Il Consigliere provinciale Verrengia: “Non si mortifichi l’attività professionale della Cardiologia al Pugliese di Catanzaro”

Provincia_di_Catanzaro-StemmaCATANZARO – Il consigliere provinciale Emilio Verrengia ha espresso la sua perplessità riguardo l’integrazione delle Aziende Universitaria e Ospedaliera. Sentimento, questo, condiviso in pieno dal dottor Antonio Gallucci, direttore sanitario dell’Azienda Ospedaliera “Pugliese-Ciaccio” e da Francesco Cassadonte, Direttore f.f. SOC di Cardiologia e da loro espresso in una missiva destinata ai Presidenti di Regione e Provincia, al Sindaco e al Commissario “ad acta” per il Piano di Rientro, al Dirigente Generale del Dipartimento Tutela della Salute e al Prefetto di Catanzaro.

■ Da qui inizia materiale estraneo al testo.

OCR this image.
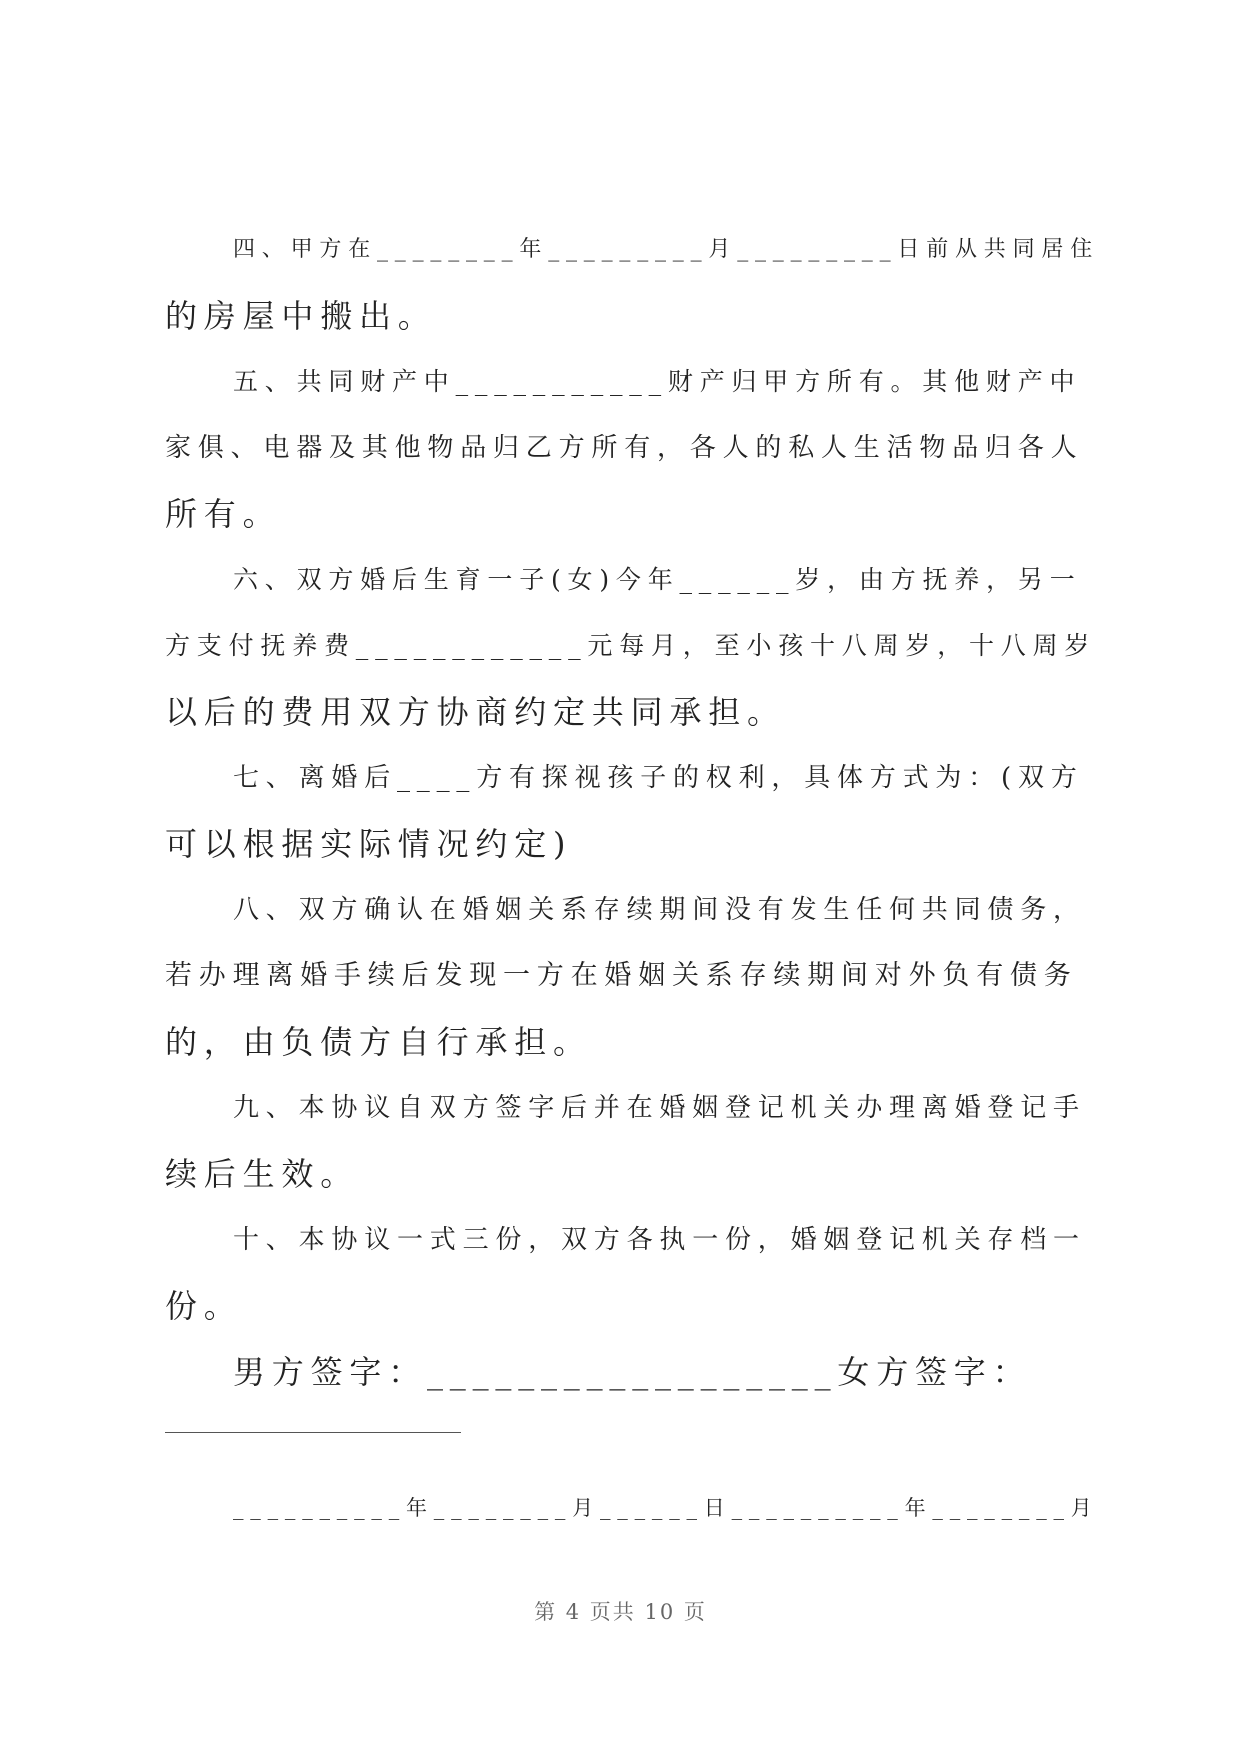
四、甲方在________年_________月_________日前从共同居住
的房屋中搬出。
五、共同财产中___________财产归甲方所有。其他财产中
家俱、电器及其他物品归乙方所有，各人的私人生活物品归各人
所有。
六、双方婚后生育一子(女)今年______岁，由方抚养，另一
方支付抚养费____________元每月，至小孩十八周岁，十八周岁
以后的费用双方协商约定共同承担。
七、离婚后____方有探视孩子的权利，具体方式为：(双方
可以根据实际情况约定)
八、双方确认在婚姻关系存续期间没有发生任何共同债务，
若办理离婚手续后发现一方在婚姻关系存续期间对外负有债务
的，由负债方自行承担。
九、本协议自双方签字后并在婚姻登记机关办理离婚登记手
续后生效。
十、本协议一式三份，双方各执一份，婚姻登记机关存档一
份。
男方签字：__________________女方签字：
__________年________月______日__________年________月
第 4 页共 10 页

“Il fatto che dopo l’unificazione giudirica delle due Aziende, le attività dell’Interventistica Cardiologica verrebbero da subito effettuate esclusivamente nelle Sale Operatorie di Germaneto scindendole così dai Reparti di degenza di UTIC e di Cardiologia, che rimarrebbero nell’attuale sede del “Pugliese”, e che quindi le attività della Cardiologia, della Terapia Intensiva Cardiologica (UTIC) e dell’interventistica Cardiovascolare (Emodinamica ed Elettrofisiologia) dell’Ospedale “Pugliese” rimangano tali e si esplichino nell’attuale sede, fino a quando non sarà costituita giuridicamente l’Azienda Unica – ha affermato Verrengia – andrebbe a sconvolgere il normale funzionamento del percorso dell’emergenza-urgenza per come previsto dalle attuali normative per un Dipartimento di Emergenza Accettazione (DEA) di secondo livello”.

Secondo Verrengia, quindi, in questo modo si romperebbe la catena dell’emergenza in cui fondamentale è il “fattore-tempo”, mentre “Ad oggi il percorso virtuoso c’è: è coordinato e integrato fra il Pronto Soccorso, l’UTIC e l’Emodinamica, in perfetta efficienza nella sede del Presidio Ospedaliero “Pugliese” di Viale Pio X”, ha continuato. “Non posso, quindi, che concordare con quanto espresso dal presidente della Provincia, Enzo Bruno, in merito alla necessità che le tante strutture riabilitative del “Pugliese” che rispondono alle esigenze assistenziali in emergenza e in elezione debbano essere salvaguardate e condotte ad un’equilibrata integrazione nella Azienda ospedaliera unica di Catanzaro. Le attività e le professionalità del settore cardiologico che si è distinto per l’elevata qualità di interventi e prestazioni non possono, e non devono, essere mortificate”.